The news that Foxton is back working with Weller again will come as music to the ears of fans who have always hoped that there would be Jam tomorrow.

Foxton and Weller famously fell out when the band split up and have only recently mended fences after decades of estrangement -- Foxton playing on a few songs on Weller's last album Wake Up The Nation.

"I didn't totally agree with disbanding in 1982, but I could see the reasons why. Paul wanted to go off in a different direction with the Style Council," says Foxton.

Alas, the rapprochement between Foxton and Weller came about under the saddest of circumstances. "My wife Pat had been fighting a battle with cancer since 1987," says Foxton.

"She managed to beat bowel cancer. We had 15 really clear years with no problems, and then unfortunately it came back as breast cancer and she struggled for three or four years but it got the better of her, poor thing.

"During that time, Paul heard about her illness. My wife and I were out in Israel -- Pat was getting an alternative treatment out there that you couldn't get in the UK. We had a lot of faith in it. It kept her going for a bit longer, and I wish she was still here.

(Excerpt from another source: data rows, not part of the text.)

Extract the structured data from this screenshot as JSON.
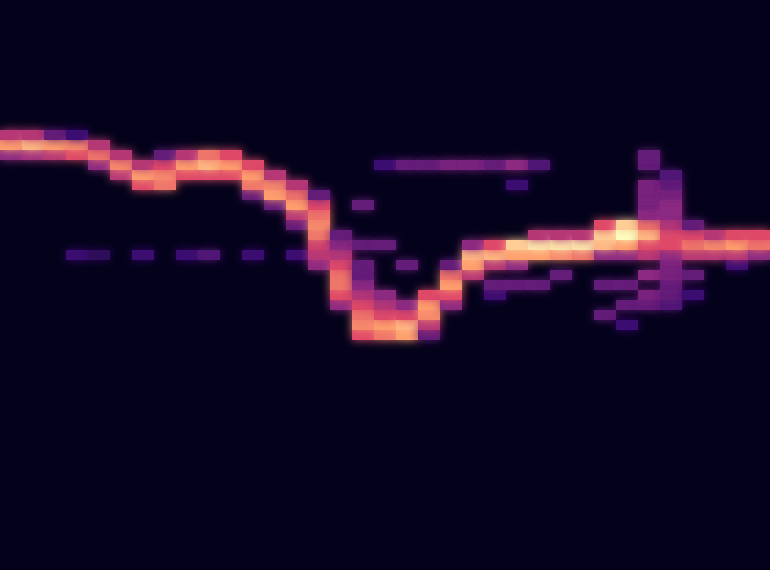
{
  "chart_data": {
    "type": "heatmap",
    "xlim": [
      0,
      35
    ],
    "ylim": [
      0,
      57
    ],
    "tick_labels": false,
    "color_range": [
      0,
      1
    ],
    "cells": [
      [
        0,
        41,
        0.4
      ],
      [
        0,
        42,
        0.8
      ],
      [
        0,
        43,
        0.5
      ],
      [
        1,
        41,
        0.45
      ],
      [
        1,
        42,
        0.85
      ],
      [
        1,
        43,
        0.5
      ],
      [
        2,
        41,
        0.5
      ],
      [
        2,
        42,
        0.8
      ],
      [
        2,
        43,
        0.3
      ],
      [
        3,
        41,
        0.6
      ],
      [
        3,
        42,
        0.75
      ],
      [
        3,
        43,
        0.2
      ],
      [
        3,
        31,
        0.2
      ],
      [
        4,
        40,
        0.4
      ],
      [
        4,
        41,
        0.7
      ],
      [
        4,
        42,
        0.5
      ],
      [
        4,
        31,
        0.15
      ],
      [
        5,
        39,
        0.5
      ],
      [
        5,
        40,
        0.75
      ],
      [
        5,
        41,
        0.5
      ],
      [
        6,
        38,
        0.6
      ],
      [
        6,
        39,
        0.8
      ],
      [
        6,
        40,
        0.5
      ],
      [
        6,
        31,
        0.2
      ],
      [
        7,
        38,
        0.7
      ],
      [
        7,
        39,
        0.75
      ],
      [
        7,
        40,
        0.6
      ],
      [
        7,
        41,
        0.3
      ],
      [
        8,
        39,
        0.6
      ],
      [
        8,
        40,
        0.8
      ],
      [
        8,
        41,
        0.5
      ],
      [
        8,
        31,
        0.2
      ],
      [
        9,
        39,
        0.6
      ],
      [
        9,
        40,
        0.85
      ],
      [
        9,
        41,
        0.7
      ],
      [
        9,
        31,
        0.25
      ],
      [
        10,
        39,
        0.6
      ],
      [
        10,
        40,
        0.8
      ],
      [
        10,
        41,
        0.6
      ],
      [
        11,
        37,
        0.3
      ],
      [
        11,
        38,
        0.7
      ],
      [
        11,
        39,
        0.8
      ],
      [
        11,
        40,
        0.6
      ],
      [
        11,
        31,
        0.2
      ],
      [
        12,
        36,
        0.3
      ],
      [
        12,
        37,
        0.8
      ],
      [
        12,
        38,
        0.75
      ],
      [
        12,
        39,
        0.5
      ],
      [
        13,
        34,
        0.3
      ],
      [
        13,
        35,
        0.5
      ],
      [
        13,
        36,
        0.8
      ],
      [
        13,
        37,
        0.7
      ],
      [
        13,
        38,
        0.5
      ],
      [
        13,
        31,
        0.2
      ],
      [
        14,
        30,
        0.4
      ],
      [
        14,
        31,
        0.5
      ],
      [
        14,
        32,
        0.55
      ],
      [
        14,
        33,
        0.7
      ],
      [
        14,
        34,
        0.75
      ],
      [
        14,
        35,
        0.7
      ],
      [
        14,
        36,
        0.6
      ],
      [
        14,
        37,
        0.3
      ],
      [
        15,
        26,
        0.4
      ],
      [
        15,
        27,
        0.6
      ],
      [
        15,
        28,
        0.7
      ],
      [
        15,
        29,
        0.7
      ],
      [
        15,
        30,
        0.6
      ],
      [
        15,
        31,
        0.5
      ],
      [
        15,
        32,
        0.4
      ],
      [
        15,
        33,
        0.3
      ],
      [
        16,
        23,
        0.6
      ],
      [
        16,
        24,
        0.75
      ],
      [
        16,
        25,
        0.7
      ],
      [
        16,
        26,
        0.6
      ],
      [
        16,
        27,
        0.5
      ],
      [
        16,
        28,
        0.4
      ],
      [
        16,
        29,
        0.3
      ],
      [
        16,
        30,
        0.3
      ],
      [
        16,
        32,
        0.3
      ],
      [
        16,
        36,
        0.3
      ],
      [
        17,
        23,
        0.7
      ],
      [
        17,
        24,
        0.8
      ],
      [
        17,
        25,
        0.6
      ],
      [
        17,
        26,
        0.5
      ],
      [
        17,
        27,
        0.4
      ],
      [
        17,
        32,
        0.3
      ],
      [
        17,
        40,
        0.2
      ],
      [
        18,
        23,
        0.8
      ],
      [
        18,
        24,
        0.85
      ],
      [
        18,
        25,
        0.6
      ],
      [
        18,
        26,
        0.4
      ],
      [
        18,
        30,
        0.3
      ],
      [
        18,
        40,
        0.3
      ],
      [
        19,
        23,
        0.3
      ],
      [
        19,
        24,
        0.5
      ],
      [
        19,
        25,
        0.75
      ],
      [
        19,
        26,
        0.8
      ],
      [
        19,
        27,
        0.6
      ],
      [
        19,
        40,
        0.3
      ],
      [
        20,
        26,
        0.4
      ],
      [
        20,
        27,
        0.6
      ],
      [
        20,
        28,
        0.8
      ],
      [
        20,
        29,
        0.7
      ],
      [
        20,
        30,
        0.3
      ],
      [
        20,
        40,
        0.35
      ],
      [
        21,
        29,
        0.5
      ],
      [
        21,
        30,
        0.8
      ],
      [
        21,
        31,
        0.85
      ],
      [
        21,
        32,
        0.4
      ],
      [
        21,
        40,
        0.35
      ],
      [
        22,
        27,
        0.2
      ],
      [
        22,
        28,
        0.3
      ],
      [
        22,
        30,
        0.5
      ],
      [
        22,
        31,
        0.85
      ],
      [
        22,
        32,
        0.6
      ],
      [
        22,
        40,
        0.3
      ],
      [
        23,
        28,
        0.3
      ],
      [
        23,
        30,
        0.4
      ],
      [
        23,
        31,
        0.8
      ],
      [
        23,
        32,
        0.9
      ],
      [
        23,
        38,
        0.2
      ],
      [
        23,
        40,
        0.4
      ],
      [
        24,
        28,
        0.3
      ],
      [
        24,
        31,
        0.8
      ],
      [
        24,
        32,
        0.95
      ],
      [
        24,
        33,
        0.5
      ],
      [
        24,
        40,
        0.25
      ],
      [
        25,
        29,
        0.3
      ],
      [
        25,
        31,
        0.75
      ],
      [
        25,
        32,
        0.95
      ],
      [
        25,
        33,
        0.5
      ],
      [
        26,
        31,
        0.7
      ],
      [
        26,
        32,
        0.95
      ],
      [
        26,
        33,
        0.5
      ],
      [
        27,
        25,
        0.3
      ],
      [
        27,
        28,
        0.3
      ],
      [
        27,
        31,
        0.4
      ],
      [
        27,
        32,
        0.85
      ],
      [
        27,
        33,
        0.9
      ],
      [
        27,
        34,
        0.6
      ],
      [
        28,
        24,
        0.2
      ],
      [
        28,
        26,
        0.3
      ],
      [
        28,
        28,
        0.3
      ],
      [
        28,
        31,
        0.4
      ],
      [
        28,
        32,
        0.8
      ],
      [
        28,
        33,
        1.0
      ],
      [
        28,
        34,
        0.9
      ],
      [
        29,
        26,
        0.3
      ],
      [
        29,
        27,
        0.35
      ],
      [
        29,
        29,
        0.4
      ],
      [
        29,
        31,
        0.5
      ],
      [
        29,
        32,
        0.6
      ],
      [
        29,
        33,
        0.85
      ],
      [
        29,
        34,
        0.7
      ],
      [
        29,
        35,
        0.4
      ],
      [
        29,
        36,
        0.35
      ],
      [
        29,
        37,
        0.35
      ],
      [
        29,
        38,
        0.35
      ],
      [
        29,
        40,
        0.3
      ],
      [
        29,
        41,
        0.3
      ],
      [
        30,
        26,
        0.25
      ],
      [
        30,
        27,
        0.3
      ],
      [
        30,
        28,
        0.3
      ],
      [
        30,
        29,
        0.35
      ],
      [
        30,
        30,
        0.35
      ],
      [
        30,
        31,
        0.4
      ],
      [
        30,
        32,
        0.6
      ],
      [
        30,
        33,
        0.6
      ],
      [
        30,
        34,
        0.5
      ],
      [
        30,
        35,
        0.4
      ],
      [
        30,
        36,
        0.4
      ],
      [
        30,
        37,
        0.35
      ],
      [
        30,
        38,
        0.3
      ],
      [
        30,
        39,
        0.25
      ],
      [
        31,
        27,
        0.2
      ],
      [
        31,
        29,
        0.3
      ],
      [
        31,
        31,
        0.5
      ],
      [
        31,
        32,
        0.7
      ],
      [
        31,
        33,
        0.6
      ],
      [
        31,
        34,
        0.3
      ],
      [
        32,
        31,
        0.5
      ],
      [
        32,
        32,
        0.75
      ],
      [
        32,
        33,
        0.5
      ],
      [
        33,
        30,
        0.2
      ],
      [
        33,
        31,
        0.5
      ],
      [
        33,
        32,
        0.8
      ],
      [
        33,
        33,
        0.6
      ],
      [
        34,
        31,
        0.4
      ],
      [
        34,
        32,
        0.7
      ],
      [
        34,
        33,
        0.6
      ]
    ]
  }
}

"But during that time, I happened to meet a mutual friend who was out in Tel Aviv in the bar at the hotel one evening. Simon Halfon had worked with Paul on a lot of stuff. He's married to a Jewish girl.

"He asked me what I was doing out there. I said, 'Give my regards to Paul when you're speaking to him next,' which he obviously did pretty quickly because Paul called us up on New Year's Eve when my wife had just been allowed out of hospital.

"It was fantastic that he'd cared for Pat and taken the time out to give her a bell and wish her lots of health and all the best for the treatment.

"Then he asked me if I'd be up for playing on a track on his new album, Wake Up The Nation, and I said, 'Wow, that'd be fantastic,' and it snowballed and I played on another track and then we played the Royal Albert Hall together."

It was the first time they had played live together in 28 years since the Jam days. "It was quite nerve-wracking, for both sides. Paul mentioned in an interview that we were both a bit nervous. But once we got over that, it was like the old days and quite a lot of fun. Paul was really happy with it and I loved it. It was great to be together."

How involved is Paul going to be on your new album about the new album from From The Jam?

"We've got a bunch of songs together which we're going to send him the demos of. He's got a free hand -- whether he wants to sing, play guitar, play keyboards, play spoons even! -- it'll be good to have him on board.

"But us making up and being pals again is first and foremost -- that means more to me than music."